According to a new research, fish oil supplements may reduce the effectiveness of cancer chemotherapy, while a new survey found that many people with cancer were taking these pills.
Researchers tested six fish oil supplements and discovered they contained a specific fatty acid which has reduced the efficiency of chemotherapy in mice, according to a study published in JAMA Oncology.
Dr. Emile Voest, the study’s lead author from the Netherlands Cancer Institute in Amsterdam said people who are undergoing chemotherapy should stop taking fish oil supplements and debate any supplement with their doctors.
Voegst and his colleagues estimate omega-3 fatty acids are utilized by about a fifth of Americans with cancer. Fish oil, which is often sold in capsules for about $10 for 100 pills, is the most common source.
The scientists had previously discovered that even a very small quantity of two fatty acids diminished the effectiveness of chemotherapy in mice with cancer. The fatty acids could enable cancer cells to regenerate themselves at a faster pace after chemotherapy.

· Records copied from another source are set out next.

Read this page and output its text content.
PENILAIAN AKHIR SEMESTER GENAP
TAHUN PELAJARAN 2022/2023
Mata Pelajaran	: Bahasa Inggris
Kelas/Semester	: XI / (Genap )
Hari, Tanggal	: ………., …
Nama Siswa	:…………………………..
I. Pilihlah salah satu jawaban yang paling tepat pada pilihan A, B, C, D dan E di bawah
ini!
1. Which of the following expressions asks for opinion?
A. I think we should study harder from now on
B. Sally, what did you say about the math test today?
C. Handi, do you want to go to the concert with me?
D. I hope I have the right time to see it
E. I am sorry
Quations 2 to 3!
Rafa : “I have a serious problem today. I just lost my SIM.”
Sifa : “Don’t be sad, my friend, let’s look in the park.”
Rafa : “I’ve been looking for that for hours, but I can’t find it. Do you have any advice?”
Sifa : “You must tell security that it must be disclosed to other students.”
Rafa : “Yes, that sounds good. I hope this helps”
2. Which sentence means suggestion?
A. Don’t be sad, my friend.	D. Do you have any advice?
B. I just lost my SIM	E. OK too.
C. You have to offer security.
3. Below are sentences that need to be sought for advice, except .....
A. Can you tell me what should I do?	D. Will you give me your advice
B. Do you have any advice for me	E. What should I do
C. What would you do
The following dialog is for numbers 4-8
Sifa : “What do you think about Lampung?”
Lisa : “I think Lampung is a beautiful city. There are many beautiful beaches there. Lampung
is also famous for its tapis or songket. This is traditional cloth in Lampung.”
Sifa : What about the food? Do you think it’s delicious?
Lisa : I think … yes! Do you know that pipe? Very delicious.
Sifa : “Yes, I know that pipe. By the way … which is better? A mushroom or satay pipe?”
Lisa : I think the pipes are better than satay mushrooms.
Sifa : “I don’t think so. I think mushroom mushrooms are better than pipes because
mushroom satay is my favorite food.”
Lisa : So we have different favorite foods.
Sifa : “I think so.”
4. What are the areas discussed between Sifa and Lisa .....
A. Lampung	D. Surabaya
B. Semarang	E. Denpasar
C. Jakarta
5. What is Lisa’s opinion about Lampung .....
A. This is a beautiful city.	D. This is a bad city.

The experts analyzed 400 people who were receiving treatment for cancer in November 2011. Of 118 people who completed the surveys, 35 percent said they were using nutritional supplements, while 11 percent said they were taking omega-3 fatty acid supplements.
The researchers had also given 10 or 50 milliliters (mL) of fish oil supplements to 30 volunteers without cancer. Levels of the ubiquitous fatty acid reached the peak after four hours, in the case of those taking 10 mL, while in the case of those taking 50 mL they remained elevated longer.
Eating herring or mackerel also increased the levels of the fatty acids in their blood. However, eating tuna or salmon had no effect.
The scientists recommend that people on chemotherapy should avoid fish oil, and also mackerel and herring, before undergoing their treatments.
the Dutch National Working Group for Oncologic Dieticians and the Dutch Cancer Society also urge people receiving chemotherapy to avoid fish oil before the time of treatment.
However, according to Stacy Kennedy, an expert on oncology nutrition at the Dana-Farber Cancer Institute in Boston, people should be careful about going too far with avoiding all omega-3 fatty acids. These compounds are an essential component of the diet that the body cannot produce on its own,
Other sources of omega-3 fatty acids are walnuts, flaxseed and chia seeds.